Sometimes, we ventured in the direction of India Gate, which is magical by night-time, with its lights twinkling against the night sky. In the summer, we'd pass by Kwality ice-cream carts and jamun sellers sat on the road with wicker baskets overflowing with the dark berry. In the winter, they were replaced by hawkers selling freshly roasted groundnuts in their shells. 

Other times, we ventured in the direction of Bengali Market, with its cluster of chaat and sweet shops. Even though it has been years since I've visited Bengali Market, the aroma of frying jalebis wafting through the market is still fresh in my mind. 

Because of my parents' deep distrust of street food, I remained ignorant of the delights of Bengali Market's fabled chaat shops throughout my childhood. Over time, however, they came to allow occasional visits to sweet shops.  

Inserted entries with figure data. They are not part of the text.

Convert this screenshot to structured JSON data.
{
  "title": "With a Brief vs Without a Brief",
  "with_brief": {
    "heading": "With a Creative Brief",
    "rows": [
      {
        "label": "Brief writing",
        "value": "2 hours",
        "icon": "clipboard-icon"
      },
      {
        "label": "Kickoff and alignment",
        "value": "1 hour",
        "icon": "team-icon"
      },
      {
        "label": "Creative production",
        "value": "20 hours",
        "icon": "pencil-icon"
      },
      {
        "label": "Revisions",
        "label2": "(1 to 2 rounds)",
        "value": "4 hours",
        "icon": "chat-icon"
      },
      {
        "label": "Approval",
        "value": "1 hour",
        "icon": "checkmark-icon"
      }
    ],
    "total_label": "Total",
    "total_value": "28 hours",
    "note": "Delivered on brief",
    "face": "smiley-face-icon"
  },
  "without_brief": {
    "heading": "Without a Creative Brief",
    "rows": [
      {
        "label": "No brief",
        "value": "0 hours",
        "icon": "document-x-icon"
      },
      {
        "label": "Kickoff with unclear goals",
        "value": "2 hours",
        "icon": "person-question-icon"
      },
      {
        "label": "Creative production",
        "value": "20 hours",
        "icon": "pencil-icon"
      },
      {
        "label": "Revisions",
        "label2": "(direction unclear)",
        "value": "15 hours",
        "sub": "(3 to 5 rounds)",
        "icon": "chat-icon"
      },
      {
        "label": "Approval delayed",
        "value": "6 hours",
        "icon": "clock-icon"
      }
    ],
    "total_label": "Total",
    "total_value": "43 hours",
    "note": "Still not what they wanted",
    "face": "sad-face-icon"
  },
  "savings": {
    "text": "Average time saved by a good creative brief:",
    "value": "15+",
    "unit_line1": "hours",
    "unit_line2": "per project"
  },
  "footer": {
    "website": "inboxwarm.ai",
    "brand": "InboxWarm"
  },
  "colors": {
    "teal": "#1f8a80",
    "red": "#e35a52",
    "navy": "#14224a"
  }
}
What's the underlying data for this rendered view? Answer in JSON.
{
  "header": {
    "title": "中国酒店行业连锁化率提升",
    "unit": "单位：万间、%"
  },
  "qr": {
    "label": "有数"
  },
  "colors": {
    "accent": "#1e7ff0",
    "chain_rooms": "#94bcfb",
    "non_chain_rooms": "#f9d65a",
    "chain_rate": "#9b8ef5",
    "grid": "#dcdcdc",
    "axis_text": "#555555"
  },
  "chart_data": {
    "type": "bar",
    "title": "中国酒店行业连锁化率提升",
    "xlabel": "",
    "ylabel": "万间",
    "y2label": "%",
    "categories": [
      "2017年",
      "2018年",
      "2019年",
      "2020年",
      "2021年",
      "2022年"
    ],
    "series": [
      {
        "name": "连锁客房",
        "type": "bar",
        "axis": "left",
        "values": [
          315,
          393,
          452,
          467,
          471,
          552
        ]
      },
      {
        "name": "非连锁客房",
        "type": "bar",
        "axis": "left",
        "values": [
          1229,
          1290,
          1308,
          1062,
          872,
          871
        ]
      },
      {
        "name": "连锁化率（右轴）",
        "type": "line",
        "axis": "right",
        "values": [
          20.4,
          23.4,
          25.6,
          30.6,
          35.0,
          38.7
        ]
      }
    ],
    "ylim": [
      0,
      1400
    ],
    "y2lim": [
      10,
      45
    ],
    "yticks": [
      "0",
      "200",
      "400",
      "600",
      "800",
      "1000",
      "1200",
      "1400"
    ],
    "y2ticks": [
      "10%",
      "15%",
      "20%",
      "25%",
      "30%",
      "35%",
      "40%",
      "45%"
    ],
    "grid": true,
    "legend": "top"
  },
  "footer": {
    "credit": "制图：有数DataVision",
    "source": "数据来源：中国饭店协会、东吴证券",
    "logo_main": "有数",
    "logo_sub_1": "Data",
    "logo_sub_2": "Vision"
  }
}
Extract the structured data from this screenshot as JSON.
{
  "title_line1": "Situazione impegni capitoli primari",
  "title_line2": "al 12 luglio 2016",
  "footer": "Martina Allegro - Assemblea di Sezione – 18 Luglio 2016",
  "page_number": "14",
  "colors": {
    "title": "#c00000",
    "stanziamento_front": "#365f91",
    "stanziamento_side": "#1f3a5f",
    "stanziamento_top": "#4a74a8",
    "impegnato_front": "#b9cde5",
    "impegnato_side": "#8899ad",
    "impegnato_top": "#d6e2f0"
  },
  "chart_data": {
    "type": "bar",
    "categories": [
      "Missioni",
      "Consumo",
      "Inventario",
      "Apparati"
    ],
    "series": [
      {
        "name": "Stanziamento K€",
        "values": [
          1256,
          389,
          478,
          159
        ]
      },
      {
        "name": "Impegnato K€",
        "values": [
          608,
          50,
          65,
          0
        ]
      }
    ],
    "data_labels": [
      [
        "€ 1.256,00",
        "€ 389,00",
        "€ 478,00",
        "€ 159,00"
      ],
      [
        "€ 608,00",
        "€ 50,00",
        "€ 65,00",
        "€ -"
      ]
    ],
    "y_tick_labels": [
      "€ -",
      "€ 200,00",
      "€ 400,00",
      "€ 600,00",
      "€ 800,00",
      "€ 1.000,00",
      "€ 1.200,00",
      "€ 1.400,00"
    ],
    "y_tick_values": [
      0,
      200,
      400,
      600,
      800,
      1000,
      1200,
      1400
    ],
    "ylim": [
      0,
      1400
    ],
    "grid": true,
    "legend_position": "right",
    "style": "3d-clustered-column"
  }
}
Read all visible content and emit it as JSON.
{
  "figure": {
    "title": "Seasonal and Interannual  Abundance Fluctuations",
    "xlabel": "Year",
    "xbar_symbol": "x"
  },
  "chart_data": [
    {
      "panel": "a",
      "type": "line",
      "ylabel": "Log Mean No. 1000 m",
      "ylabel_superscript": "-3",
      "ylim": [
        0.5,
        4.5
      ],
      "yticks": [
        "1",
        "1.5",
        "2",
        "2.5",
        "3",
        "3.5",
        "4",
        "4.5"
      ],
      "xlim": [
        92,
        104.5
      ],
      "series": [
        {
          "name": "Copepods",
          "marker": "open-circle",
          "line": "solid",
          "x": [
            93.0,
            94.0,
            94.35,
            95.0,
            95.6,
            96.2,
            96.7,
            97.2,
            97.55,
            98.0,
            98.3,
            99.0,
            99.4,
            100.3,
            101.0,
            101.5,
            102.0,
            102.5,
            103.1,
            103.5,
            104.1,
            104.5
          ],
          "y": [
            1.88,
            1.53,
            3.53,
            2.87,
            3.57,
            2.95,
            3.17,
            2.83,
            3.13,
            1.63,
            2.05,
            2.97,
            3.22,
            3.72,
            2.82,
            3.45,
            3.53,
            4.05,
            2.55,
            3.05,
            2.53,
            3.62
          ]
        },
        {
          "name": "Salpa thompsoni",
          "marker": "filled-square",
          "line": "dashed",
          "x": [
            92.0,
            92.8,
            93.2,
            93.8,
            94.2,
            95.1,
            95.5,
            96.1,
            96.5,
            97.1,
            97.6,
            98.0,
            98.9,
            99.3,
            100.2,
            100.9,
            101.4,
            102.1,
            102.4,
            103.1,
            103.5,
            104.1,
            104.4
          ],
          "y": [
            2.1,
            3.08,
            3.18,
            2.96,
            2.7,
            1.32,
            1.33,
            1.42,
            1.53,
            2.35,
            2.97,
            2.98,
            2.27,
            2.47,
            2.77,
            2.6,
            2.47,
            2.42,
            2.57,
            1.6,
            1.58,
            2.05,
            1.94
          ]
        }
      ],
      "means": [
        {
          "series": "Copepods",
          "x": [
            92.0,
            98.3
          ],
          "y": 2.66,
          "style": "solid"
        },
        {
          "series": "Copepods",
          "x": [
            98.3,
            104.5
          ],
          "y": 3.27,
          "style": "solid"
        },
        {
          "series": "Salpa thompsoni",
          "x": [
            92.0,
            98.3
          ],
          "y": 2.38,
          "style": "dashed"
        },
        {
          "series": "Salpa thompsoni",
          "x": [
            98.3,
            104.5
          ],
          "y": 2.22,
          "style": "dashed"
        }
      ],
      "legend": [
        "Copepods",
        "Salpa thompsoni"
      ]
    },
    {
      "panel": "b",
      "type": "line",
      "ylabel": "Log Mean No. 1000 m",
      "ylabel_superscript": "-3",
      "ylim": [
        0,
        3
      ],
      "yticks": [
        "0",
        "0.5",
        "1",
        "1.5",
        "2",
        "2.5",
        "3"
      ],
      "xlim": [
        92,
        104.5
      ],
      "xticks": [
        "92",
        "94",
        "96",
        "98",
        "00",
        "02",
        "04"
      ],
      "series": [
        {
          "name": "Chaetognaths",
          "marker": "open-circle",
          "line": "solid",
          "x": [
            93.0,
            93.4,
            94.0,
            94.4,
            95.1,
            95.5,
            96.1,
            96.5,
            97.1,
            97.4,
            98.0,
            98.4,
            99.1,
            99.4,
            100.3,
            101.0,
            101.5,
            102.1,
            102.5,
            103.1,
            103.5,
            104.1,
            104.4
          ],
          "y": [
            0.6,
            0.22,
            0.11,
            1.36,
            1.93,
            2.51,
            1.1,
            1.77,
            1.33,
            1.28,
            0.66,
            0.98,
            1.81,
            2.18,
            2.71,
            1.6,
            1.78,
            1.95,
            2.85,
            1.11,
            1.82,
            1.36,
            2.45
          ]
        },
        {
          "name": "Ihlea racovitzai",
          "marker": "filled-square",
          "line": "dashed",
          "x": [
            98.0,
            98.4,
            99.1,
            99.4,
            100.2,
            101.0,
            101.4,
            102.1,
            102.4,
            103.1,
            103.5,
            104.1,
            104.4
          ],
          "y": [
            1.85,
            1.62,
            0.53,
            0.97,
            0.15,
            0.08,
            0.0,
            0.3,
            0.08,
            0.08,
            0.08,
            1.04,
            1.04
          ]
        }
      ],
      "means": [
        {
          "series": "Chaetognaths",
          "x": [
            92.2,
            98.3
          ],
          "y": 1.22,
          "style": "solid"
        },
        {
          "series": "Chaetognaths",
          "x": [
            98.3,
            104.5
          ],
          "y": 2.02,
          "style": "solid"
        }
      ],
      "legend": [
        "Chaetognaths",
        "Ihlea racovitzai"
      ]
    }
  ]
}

And so, every now and then, on our way home from our evening walk to Bengali Market, we'd stop by the crowded Bengali Sweet House. I'd be called upon to make excruciatingly painful choices from a vast array of sweets displayed behind glass shelves. Decisions made, one of the men behind the counter would disinterestedly weigh the sweets, arrange them haphazardly in a cardboard box, and pass them down to the billing counter, where cash and sweets exchanged hands. Sweets in hand, the journey home always felt longer than it should have. Once home, it took every ounce of self-control I had to resist polishing the entire box off before dinnertime.

My favorite Indian sweets have always been of the juicy, drenched-in-sugar-syrup variety. Rasgullas, jalebis, gulab jamuns - I adore them all equally. When I came across the recipe for coconut basbousa, a syrupy, Middle-Eastern sweet cake made from semolina, accompanied by images of basbousa sitting in a pool of syrup, my mind rewound instantly to memories of Bengali Market and its sweet shops. 

I made a batch of basbousa this weekend. I enjoyed the bits of coconut in every bite, and plan to increase the coconut-semolina ratio the next time I venture to make this. Basbousa makes a good accompaniment to a cup of afternoon chai or coffee. But I certainly wouldn't put it in the same league as my favorite, syrup laden Indian sweets - with all the childhood memories attached to them, they'll always remain in a special league of their own.

Coconut Basbousa (serves 6-8) (recipe from here)

1 tablespoon tahina
½ cup ghee or 100 g, softened 
1 tin sweetened condensed milk   
1 teaspoon baking powder
2 cups semolina 
1 cup desiccated coconut  
1 cup water  

For the syrup:
1½ cups sugar  
1 cup water  
1 teaspoon lemon juice
1 tablespoon orange blossom water

Method
Grease a 9 inch baking tin with the tahina.
Combine ghee, condensed milk and baking powder and stir well. Add semolina, desiccated coconut and water and stir until well combined.
Pour and level mixture into the prepared baking tin. Bake in a 190°C preheated oven for 35 minutes or until the top becomes golden in color.
Remove from oven and pour all over the cooled syrup. Set aside to cool into a room temperature, cut into diamond shape and serve.

To prepare the syrup: Add sugar and water to a saucepan. Bring to boil and simmer for 6-8 minutes. Remove from heat and stir in lemon juice and rosewater.

Notes: Instead of the ghee, I used 1 stick of butter, melted to make brown butter/homemade ghee, which lent the basbousa a nutty flavor.